O então presidente Fernando Henrique Cardoso barrou uma indicação, em 1996, para que o deputado Eduardo Cunha (PMDB-RJ) ocupasse o cargo de diretor comercial na Petrobras.
O caso é narrado no primeiro volume dos "Diários da Presidência", livro que será lançado no final do mês com as memórias de FHC durante seus oito anos (1995-2002) no governo e que teve trechos antecipados nesta segunda-feira (5) pela revista "Piauí".
A indicação de Cunha partiu de um grupo de deputados e foi negada por Fernando Henrique.
"Imagina! O Eduardo Cunha foi presidente da Telerj, nós o tiramos de lá no tempo de Itamar porque ele tinha trapalhadas, ele veio da época do Collor. Eu fiz sentir que conhecia a pessoa e que sabia que havia resistência, que eles estavam atribuindo ao Eduardo Jorge; eu disse que não era ele e que há, sim, problemas com esse nome. Enfim, não cedemos à nomeação", escreve.
FHC gravava, diariamente, suas experiências no Planalto com a ajuda de um gravador. As fitas cassete foram decupadas para o livro. O primeiro volume reúne quase 90 horas de gravação. Outros três volumes estão previstos para serem publicados até 2017.
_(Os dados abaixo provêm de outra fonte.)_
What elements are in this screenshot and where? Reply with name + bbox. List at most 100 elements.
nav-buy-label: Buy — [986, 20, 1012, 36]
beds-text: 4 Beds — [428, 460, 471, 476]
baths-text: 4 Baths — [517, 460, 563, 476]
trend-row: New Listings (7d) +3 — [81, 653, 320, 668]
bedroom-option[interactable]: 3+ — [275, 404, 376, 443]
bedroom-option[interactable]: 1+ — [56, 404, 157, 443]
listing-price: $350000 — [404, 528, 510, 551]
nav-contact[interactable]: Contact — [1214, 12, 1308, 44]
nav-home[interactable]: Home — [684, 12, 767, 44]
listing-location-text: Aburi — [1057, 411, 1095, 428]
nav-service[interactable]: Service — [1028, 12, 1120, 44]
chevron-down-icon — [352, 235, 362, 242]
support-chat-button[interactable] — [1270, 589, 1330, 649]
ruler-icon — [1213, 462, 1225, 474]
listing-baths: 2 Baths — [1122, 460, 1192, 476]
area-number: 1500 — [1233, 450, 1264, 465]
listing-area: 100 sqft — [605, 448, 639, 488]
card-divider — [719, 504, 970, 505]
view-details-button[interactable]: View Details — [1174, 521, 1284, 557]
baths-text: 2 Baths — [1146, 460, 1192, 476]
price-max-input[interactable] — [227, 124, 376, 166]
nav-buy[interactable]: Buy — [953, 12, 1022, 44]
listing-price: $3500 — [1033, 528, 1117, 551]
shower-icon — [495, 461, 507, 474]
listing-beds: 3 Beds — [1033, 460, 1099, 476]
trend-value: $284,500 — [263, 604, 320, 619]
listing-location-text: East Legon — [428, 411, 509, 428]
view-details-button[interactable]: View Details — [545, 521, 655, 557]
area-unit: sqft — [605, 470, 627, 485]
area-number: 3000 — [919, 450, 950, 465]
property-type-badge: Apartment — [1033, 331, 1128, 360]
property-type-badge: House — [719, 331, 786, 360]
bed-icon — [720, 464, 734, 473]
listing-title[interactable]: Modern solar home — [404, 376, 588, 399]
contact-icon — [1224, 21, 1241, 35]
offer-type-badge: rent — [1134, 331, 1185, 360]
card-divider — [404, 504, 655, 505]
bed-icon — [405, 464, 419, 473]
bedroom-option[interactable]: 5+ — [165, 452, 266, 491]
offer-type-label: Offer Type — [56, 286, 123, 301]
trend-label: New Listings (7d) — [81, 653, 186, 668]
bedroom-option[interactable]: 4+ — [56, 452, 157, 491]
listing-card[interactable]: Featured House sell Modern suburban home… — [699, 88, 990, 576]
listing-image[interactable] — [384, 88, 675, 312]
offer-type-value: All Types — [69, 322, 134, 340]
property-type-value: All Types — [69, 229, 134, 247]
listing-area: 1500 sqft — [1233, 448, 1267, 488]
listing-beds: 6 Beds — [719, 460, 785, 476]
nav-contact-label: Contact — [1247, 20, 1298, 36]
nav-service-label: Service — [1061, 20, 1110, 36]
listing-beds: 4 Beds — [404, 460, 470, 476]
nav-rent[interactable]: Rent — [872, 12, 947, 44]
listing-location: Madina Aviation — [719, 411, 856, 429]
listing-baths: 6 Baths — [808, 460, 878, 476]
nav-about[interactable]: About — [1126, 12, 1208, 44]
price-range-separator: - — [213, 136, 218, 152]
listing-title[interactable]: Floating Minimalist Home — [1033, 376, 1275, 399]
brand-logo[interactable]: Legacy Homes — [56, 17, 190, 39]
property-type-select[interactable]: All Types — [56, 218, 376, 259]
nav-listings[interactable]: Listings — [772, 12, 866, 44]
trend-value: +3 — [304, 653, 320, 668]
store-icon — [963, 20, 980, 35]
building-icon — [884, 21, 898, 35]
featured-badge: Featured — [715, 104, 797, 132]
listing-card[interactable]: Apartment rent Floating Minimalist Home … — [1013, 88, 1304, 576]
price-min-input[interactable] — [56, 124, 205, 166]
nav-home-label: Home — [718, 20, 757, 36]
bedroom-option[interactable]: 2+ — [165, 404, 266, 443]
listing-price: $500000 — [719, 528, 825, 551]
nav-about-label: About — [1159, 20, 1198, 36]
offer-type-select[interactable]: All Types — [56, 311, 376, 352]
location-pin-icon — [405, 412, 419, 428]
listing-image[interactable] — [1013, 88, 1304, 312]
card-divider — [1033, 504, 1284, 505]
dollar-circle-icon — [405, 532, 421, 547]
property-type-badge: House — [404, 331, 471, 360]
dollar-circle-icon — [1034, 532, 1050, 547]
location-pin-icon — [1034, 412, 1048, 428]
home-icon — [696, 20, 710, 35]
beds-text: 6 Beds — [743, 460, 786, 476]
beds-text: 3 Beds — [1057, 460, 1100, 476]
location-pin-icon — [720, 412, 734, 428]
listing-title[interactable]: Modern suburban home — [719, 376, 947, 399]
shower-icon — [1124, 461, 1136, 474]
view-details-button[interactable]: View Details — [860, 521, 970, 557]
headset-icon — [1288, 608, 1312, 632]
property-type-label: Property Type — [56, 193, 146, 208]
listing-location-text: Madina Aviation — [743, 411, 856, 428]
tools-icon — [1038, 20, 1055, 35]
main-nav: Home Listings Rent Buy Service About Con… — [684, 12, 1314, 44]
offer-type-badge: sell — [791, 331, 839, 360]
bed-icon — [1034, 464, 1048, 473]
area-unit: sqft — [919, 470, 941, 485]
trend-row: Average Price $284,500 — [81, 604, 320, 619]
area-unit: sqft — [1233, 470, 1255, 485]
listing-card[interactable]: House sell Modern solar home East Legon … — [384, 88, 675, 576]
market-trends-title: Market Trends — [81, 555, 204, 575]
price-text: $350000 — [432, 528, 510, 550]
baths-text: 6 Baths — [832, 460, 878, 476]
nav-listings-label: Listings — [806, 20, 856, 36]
Nos trechos antecipados pela revista, Fernando Henrique também lamenta o episódio que ficou conhecido como "Massacre de Eldorado dos Carajás", quando a ação da Polícia Militar do Pará para desbloquear uma rodovia durante protesto do MST resultou em 19 sem-terra mortos e 69 feridos -"foi um massacre"- e alfineta o PT.
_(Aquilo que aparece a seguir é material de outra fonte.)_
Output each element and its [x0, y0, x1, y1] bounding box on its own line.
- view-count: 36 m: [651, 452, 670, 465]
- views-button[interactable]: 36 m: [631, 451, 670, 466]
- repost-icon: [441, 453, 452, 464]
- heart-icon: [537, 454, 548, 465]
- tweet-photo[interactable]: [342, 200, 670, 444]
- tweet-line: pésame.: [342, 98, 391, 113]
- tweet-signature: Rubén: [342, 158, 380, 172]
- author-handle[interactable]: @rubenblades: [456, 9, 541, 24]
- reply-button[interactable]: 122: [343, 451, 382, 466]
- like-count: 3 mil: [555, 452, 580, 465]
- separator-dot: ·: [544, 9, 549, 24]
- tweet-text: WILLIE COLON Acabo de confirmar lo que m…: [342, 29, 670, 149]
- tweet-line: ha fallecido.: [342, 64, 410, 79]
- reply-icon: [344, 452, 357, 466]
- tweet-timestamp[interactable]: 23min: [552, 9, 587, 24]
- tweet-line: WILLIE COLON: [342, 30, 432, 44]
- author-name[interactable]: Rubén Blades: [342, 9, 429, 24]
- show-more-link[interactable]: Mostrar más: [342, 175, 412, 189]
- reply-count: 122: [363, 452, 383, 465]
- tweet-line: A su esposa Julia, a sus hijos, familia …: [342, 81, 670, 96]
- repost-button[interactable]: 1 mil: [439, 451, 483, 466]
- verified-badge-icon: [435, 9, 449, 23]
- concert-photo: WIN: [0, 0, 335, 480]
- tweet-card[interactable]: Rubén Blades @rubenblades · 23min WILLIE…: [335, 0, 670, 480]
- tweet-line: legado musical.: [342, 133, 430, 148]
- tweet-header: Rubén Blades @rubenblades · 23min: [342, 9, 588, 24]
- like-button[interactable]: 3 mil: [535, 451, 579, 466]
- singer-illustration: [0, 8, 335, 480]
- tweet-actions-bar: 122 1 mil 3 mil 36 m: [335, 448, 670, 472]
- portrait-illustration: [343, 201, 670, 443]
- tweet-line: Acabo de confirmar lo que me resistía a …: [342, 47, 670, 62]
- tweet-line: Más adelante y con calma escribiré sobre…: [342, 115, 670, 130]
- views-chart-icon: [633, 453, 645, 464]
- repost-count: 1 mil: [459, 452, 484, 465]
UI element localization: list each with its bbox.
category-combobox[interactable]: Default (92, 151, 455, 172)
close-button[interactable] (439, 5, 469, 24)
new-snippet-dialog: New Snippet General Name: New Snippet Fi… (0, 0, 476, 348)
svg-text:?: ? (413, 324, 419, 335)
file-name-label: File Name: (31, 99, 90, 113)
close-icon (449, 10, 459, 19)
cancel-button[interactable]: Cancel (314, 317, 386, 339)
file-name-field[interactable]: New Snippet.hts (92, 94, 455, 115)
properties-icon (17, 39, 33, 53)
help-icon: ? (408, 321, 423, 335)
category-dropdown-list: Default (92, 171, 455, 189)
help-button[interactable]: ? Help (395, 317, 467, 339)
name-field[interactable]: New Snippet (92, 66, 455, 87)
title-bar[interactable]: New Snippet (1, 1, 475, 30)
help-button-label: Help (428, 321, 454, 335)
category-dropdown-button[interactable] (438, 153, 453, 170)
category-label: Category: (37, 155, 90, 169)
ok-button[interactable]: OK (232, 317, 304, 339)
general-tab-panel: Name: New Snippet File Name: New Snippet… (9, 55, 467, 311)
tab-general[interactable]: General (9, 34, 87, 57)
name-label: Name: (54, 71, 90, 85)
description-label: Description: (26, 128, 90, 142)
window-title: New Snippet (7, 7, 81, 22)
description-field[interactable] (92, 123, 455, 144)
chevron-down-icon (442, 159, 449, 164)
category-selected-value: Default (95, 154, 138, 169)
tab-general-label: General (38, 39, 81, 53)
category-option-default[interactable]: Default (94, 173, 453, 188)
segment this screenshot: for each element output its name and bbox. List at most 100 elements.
FHC diz que o episódio não tinha relação direta com a reforma agrária, embora parecesse que tudo fosse consequência disso. "Tudo bem, é normal que assim seja, mas essa também é uma nova política do PT e associados, de acabar jogando a culpa no governo federal, pois a reforma agrária está no plano federal. O que, aliás, é outro erro", diz.
Antes, após um encontro com o então prefeito de Belo Horizonte, o petista Patrus Ananias -que enfrentava uma onda de greves-, ele já havia reclamado do PT. Disse que "o pessoal do PT está tornando a sua [de Ananias] vida insuportável".
TOMA LÁ, DÁ CÁ
Outra queixa de FHC registrada no livro é sobre a troca de cargos por apoio político no Congresso. Na época, ele queria implementar reformas, e para isso precisava do apoio do PPB -sigla hoje extinta e que deu origem ao PP-, de Paulo Maluf, que ameaçava ir para a oposição.
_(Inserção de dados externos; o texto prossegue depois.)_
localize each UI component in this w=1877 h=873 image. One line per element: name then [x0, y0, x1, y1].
O partido não aceitava receber o Ministério da Reforma Agrária sem levar também o Incra. Em abril de 1996, o então líder do governo na Câmara, deputado Luiz Carlos Santos (que, depois, assumiria o Ministério da Coordenação de Assuntos Políticos de FHC), sugeriu que também fosse cedido ao PPB o Ministério da Indústria, do Comércio e do Turismo.
"Isso para mim é dolorido, por causa da Dorothea [Werneck, então chefe da pasta], que é uma ministra de quem eu gosto, e ela tinha que ser avisada dessa manobra", afirmou.
FHC conta que a ministra reclamou que estavam fazendo um "pacto com o diabo, que o PPB não vai funcionar, que o [Francisco] Dornelles vai arrebentar o trabalho todo do Ministério de Indústria e Comércio, tem medo da corrupção."
O então presidente afirma que foi ficando com raiva de si mesmo.
"Enfim, começo a sentir o travo amargo do poder, no seu aspecto mais podre de toma lá, dá cá, porque é isto: se eu não der algum ministério, o PPB não vota; se eu não puser o Luiz Carlos Santos, o PMDB não cimenta, e muitas vezes -o que Dorothea diz tem razão- fazemos tudo isso e eles não entregam o que prometeram."